In modo ancor più sinistro, dopo l'invasione israeliana del Libano nel giugno 1982, Arafat passò molte delle sue reti clandestine in Libano alle Guardie rivoluzionarie islamiche iraniane (Irgc). La sua intenzione era che l'Iran le impiegasse per combattere Israele, ma le Irgc le sfruttarono immediatamente per rapire degli stranieri. La prima operazione ebbe luogo quando una rete di Al Fatah sequestrò per le Irgc il presidente ad interim dell'università americana di Beirut, David Dodge. Le Irgc lo portarono di nascosto a Teheran in aereo. Un ex membro di Al Fatah, Imad Mughniyah, forse il terrorista più famoso al mondo dopo Osama Bin Laden, fece esplodere due ambasciate americane a Beirut e le caserme dei marines. Per inciso, in tutte quelle operazioni, Mughniyah e il suo gruppo utilizzarono attentatori kamikaze, creando un precedente per l'attuale ondata di attacchi suicidi di Hamas.

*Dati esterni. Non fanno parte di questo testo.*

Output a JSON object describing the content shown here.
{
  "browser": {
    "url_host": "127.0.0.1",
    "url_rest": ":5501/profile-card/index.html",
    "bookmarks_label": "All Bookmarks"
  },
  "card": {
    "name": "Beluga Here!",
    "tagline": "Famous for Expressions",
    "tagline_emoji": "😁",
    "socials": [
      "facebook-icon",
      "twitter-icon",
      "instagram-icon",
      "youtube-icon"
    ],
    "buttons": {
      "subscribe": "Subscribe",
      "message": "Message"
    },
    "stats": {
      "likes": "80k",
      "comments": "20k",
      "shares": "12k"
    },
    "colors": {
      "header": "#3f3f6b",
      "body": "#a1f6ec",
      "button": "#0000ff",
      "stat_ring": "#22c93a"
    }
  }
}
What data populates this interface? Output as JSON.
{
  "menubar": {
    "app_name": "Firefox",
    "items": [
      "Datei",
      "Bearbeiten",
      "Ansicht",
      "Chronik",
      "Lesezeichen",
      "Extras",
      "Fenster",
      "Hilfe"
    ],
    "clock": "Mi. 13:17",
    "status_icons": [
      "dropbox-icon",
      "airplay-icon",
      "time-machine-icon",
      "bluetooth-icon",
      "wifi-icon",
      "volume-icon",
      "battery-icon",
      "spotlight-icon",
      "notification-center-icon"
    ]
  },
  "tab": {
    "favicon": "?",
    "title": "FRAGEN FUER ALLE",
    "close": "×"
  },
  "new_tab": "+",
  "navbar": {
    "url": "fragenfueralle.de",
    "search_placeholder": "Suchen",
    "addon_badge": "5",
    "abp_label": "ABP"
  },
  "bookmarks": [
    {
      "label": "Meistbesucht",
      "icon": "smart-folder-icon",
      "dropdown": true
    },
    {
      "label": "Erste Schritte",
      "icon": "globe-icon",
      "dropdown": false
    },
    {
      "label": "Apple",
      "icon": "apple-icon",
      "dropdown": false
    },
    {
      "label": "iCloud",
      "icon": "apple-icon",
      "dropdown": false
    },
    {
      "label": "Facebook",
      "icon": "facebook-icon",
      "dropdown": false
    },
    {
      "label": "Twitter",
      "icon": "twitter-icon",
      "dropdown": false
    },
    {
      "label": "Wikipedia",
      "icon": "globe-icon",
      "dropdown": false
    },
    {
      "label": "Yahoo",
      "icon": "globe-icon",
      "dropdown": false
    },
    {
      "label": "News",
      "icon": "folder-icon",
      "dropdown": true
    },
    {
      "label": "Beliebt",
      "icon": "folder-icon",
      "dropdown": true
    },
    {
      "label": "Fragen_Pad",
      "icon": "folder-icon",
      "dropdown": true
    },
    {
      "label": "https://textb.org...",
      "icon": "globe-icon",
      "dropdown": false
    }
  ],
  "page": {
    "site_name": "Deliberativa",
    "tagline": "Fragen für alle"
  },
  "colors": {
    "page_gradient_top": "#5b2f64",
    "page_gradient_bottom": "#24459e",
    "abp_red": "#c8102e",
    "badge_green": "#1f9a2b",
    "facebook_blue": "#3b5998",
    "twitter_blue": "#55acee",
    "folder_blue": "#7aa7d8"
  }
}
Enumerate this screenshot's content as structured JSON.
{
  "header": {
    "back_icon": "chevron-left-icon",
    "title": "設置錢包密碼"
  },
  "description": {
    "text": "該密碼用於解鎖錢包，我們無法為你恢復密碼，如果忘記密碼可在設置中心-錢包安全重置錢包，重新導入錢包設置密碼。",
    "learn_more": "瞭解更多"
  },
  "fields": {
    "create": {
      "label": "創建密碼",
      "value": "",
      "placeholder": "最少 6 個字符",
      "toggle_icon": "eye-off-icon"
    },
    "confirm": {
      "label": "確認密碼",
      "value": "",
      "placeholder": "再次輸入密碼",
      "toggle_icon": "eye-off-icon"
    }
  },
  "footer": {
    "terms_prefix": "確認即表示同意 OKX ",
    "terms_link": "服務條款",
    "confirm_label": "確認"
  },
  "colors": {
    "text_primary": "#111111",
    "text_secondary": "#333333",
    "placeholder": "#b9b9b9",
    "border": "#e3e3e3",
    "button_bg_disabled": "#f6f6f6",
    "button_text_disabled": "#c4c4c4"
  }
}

Per tutti gli anni 80 Arafat si tenne in costante contatto con Mughniyah, offrendogli denaro e altre forme di aiuto. Arafat contribuì alla riuscita di almeno un dirottamento (Ku-422) promosso da Mughniyah. Allo stesso modo, Mughniyah aiutò Arafat in Libano e in altre parti del mondo. Gli Stati Uniti si sono spesso chiesti quale fosse il ruolo di Arafat nelle operazioni di Mughniyah, ma non fu mai trovata una prova evidente. Tuttavia, il sospetto perdurò.
Durante gli anni 80, e almeno fino all'accordo di Oslo, Arafat mantenne legami anche con molti gruppi terroristici secolari, da un gruppo specializzato nel collocare bombe sugli aerei (Quindici maggio) a fazioni di movimenti terribilmente scissionisti, come il Fronte popolare per la liberazione della Palestina-Commando speciale. Vi furono prove consistenti anche su un'eventuale collaborazione di Arafat con un'organizzazione secolare con sede in Libano, il Partito nazionale socialista siriano, per assassinare il presidente libanese Bashir Jumayyil. Ma, ancora una volta, non fu mai rinvenuta una prova schiacciante che confermasse l'effettivo coinvolgimento di Arafat.
Oggi, il primo ministro israeliano Ariel Sharon è proprio alla ricerca di quella prova schiacciante che legherebbe Arafat al terrorismo, soprattutto agli attentati kamikaze di Hamas e Al-Aqsa. Ariel Sharon ne ha bisogno per completare la propria campagna finalizzata all'annientamento di Arafat e della leadership palestinese che lo appoggia. Altrimenti, la pressione a cui è soggetto potrebbe divenire insostenibile per lui, costringendolo a lasciare la Cisgiordania e Gaza senza portare a termine l'operazione militare intrapresa.
È fuori discussione che Arafat sia stato colluso per anni con fondamentalisti islamici e terroristi, ma alla fine sarà improbabile che Sharon riesca a trovare quella prova schiacciante. Se davvero Arafat è legato agli attentati suicidi, è comunque troppo intelligente per aver lasciato tracce.
Quello che invece dovremmo chiederci è se Arafat sia oggi in grado di sfruttare la sua lunga associazione con i fondamentalisti islamici per conseguire una tregua tra palestinesi e israeliani. È una domanda alla quale, al momento, non è possibile rispondere. L'unica cosa certa è che il protrarsi della campagna di Sharon ridurrà progressivamente l'influenza di Arafat sui fondamentalisti.